We are experimenting a new Demand Watch Algorithm, and gave it a try in order to predict Moncler revenues. We analyzed all of our datasets combined and confronted it ex-post with Moncler (MONC:IM) Q1 2018 interim management statements and the results turned out pretty promising.
Since we capture several indicators of how consumers and business actors interact with the brand, we define brand demand as “the propensity of consumers to buy a product of a specific brand”.
This propensity can be measured by how often consumers find brand’s products in stores they love, how often they ask for it, talk about it and visit the brand website, how often they see an ad from that particular brand.
When demand drops, store owners try to boost brands appeal by reducing price with promotions. If this doesn’t work, they’ll eventually reduce the orders to the manufacturer. When demand rises, the opposite happens, and a brand flourishes.
Translating demand into revenue
When demand is rising, it’s the turn of the brand to play their cards correctly. A well-managed distribution network can leverage customers flowing in. In an ideal case, a brand can divert sales from going to the multi brand stores and attract them into their own retail stores, where margin is significantly higher.
To do that, all disturbing elements must be reduced to the minimum: There should be no incentive for the consumer to buy from a multi brand store instead of the mono brand store. Price and promotions play a huge role in this.
When a brand can shift revenues from the wholesale (multi brand ) to the retail (mono brand), revenues can grow more than demand grows, since for the same product sold, the margin is significantly higher.
Alternative Data Steps In
This is where our coverage of alternative data steps in. In a digitalized world where all interactions can be observed, our effort has been to collect all of these information about demand and distribution. Today we are beginning to model a way to forecast this demand, and consequently, have better predictions on revenues.
Obviously the volume of all of this is way too complex to be handled manually, so we turned to artificial intelligence algorithms. The problem had to be broken down into micro components and each component has a dedicated technology to help us solve the big picture.
Moncler Q1 2018 demand forecast
We modeled billions datapoints of our ecommerce and consumer datasets to project the demand rise in the Q1 2018 versus Q1 2017. We are bringing here the final results, in future posts we will enter deeper into how it works and what are its limits.
In the graph we separated the general “demand for Moncler” (dark blue in the graph) from the capacity of Moncler to divert sales from wholesale (grey) to retail (light yellow). The aggregate demand was a weighted average of those above.

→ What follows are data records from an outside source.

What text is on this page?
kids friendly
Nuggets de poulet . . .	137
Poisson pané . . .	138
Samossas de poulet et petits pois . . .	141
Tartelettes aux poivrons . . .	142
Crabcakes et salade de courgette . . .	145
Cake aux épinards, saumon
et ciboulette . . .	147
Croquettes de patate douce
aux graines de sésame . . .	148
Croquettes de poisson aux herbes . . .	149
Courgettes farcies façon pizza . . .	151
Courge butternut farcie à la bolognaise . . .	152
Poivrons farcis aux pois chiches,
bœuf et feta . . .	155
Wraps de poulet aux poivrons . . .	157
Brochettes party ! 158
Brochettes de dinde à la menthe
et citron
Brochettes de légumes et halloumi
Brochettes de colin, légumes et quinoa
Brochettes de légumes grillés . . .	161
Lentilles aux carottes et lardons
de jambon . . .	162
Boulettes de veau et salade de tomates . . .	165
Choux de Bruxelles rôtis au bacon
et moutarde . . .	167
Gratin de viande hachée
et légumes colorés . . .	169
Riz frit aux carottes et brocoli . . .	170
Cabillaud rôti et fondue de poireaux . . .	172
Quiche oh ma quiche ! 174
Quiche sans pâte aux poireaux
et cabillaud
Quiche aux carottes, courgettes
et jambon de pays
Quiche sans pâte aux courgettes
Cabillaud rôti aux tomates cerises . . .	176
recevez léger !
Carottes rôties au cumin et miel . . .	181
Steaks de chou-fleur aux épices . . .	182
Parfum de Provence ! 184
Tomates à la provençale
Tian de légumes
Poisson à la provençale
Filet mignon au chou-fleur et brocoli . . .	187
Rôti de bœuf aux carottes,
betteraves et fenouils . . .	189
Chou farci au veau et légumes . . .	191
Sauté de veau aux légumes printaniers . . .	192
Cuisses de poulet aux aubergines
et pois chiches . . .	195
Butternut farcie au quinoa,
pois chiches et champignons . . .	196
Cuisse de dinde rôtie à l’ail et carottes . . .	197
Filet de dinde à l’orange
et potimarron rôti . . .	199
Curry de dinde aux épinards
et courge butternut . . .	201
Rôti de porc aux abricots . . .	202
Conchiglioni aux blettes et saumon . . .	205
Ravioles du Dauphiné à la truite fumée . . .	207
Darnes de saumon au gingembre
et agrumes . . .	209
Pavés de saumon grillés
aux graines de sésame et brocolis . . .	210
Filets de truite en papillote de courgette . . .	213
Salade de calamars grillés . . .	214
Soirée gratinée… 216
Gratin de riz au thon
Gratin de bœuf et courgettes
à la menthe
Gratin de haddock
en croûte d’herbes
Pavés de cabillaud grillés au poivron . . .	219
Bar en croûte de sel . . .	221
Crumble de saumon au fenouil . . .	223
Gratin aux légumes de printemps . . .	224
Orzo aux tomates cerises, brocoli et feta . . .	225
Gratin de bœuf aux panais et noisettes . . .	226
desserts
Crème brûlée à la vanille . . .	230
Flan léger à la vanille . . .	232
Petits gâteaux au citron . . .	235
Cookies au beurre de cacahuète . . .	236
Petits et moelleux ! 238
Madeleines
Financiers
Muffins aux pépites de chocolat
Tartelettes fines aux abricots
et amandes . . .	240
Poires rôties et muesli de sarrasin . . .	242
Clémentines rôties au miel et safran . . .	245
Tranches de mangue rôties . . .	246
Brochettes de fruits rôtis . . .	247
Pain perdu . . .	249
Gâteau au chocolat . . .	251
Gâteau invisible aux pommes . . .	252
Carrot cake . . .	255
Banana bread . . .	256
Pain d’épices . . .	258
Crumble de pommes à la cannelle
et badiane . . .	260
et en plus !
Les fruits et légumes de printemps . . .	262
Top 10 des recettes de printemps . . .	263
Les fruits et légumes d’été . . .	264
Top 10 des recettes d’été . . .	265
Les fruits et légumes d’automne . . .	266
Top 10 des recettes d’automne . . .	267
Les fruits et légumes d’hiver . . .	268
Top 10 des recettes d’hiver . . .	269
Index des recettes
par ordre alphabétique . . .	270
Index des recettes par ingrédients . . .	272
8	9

You can totally see the “retail pull” as a factor that multiplies attraction to the retail stores” vs the “wholesale pull” weaker. This means it doesn’t benefit the whole potential of the rise in demand of the luxury jackets.
The results were really promising: Our model scoredexactly between the actual Moncler results at current FX and constant FX (which adds a nice input for us to insert a currency factor in our model).
The model scored almost perfect on retail revenues (+26%) and only 2% higher than the consolidated revenue of the brand.
All of this without any use of Moncler internal data, relying 100% on independently collected alternative information and anticipating the publication of Moncler’s results.
The Demand Watch Algorithm is currently in development phase, some of its components are still being assembled today and tested on a multitude of Fashion & Luxury brands.
We wanted to give you a sneak peek of what’s broiling in our kitchen and collect your feedback, which continues to flow in week after week on all of our topics.
Thank you for reading this and interacting, it is great enrichment for us.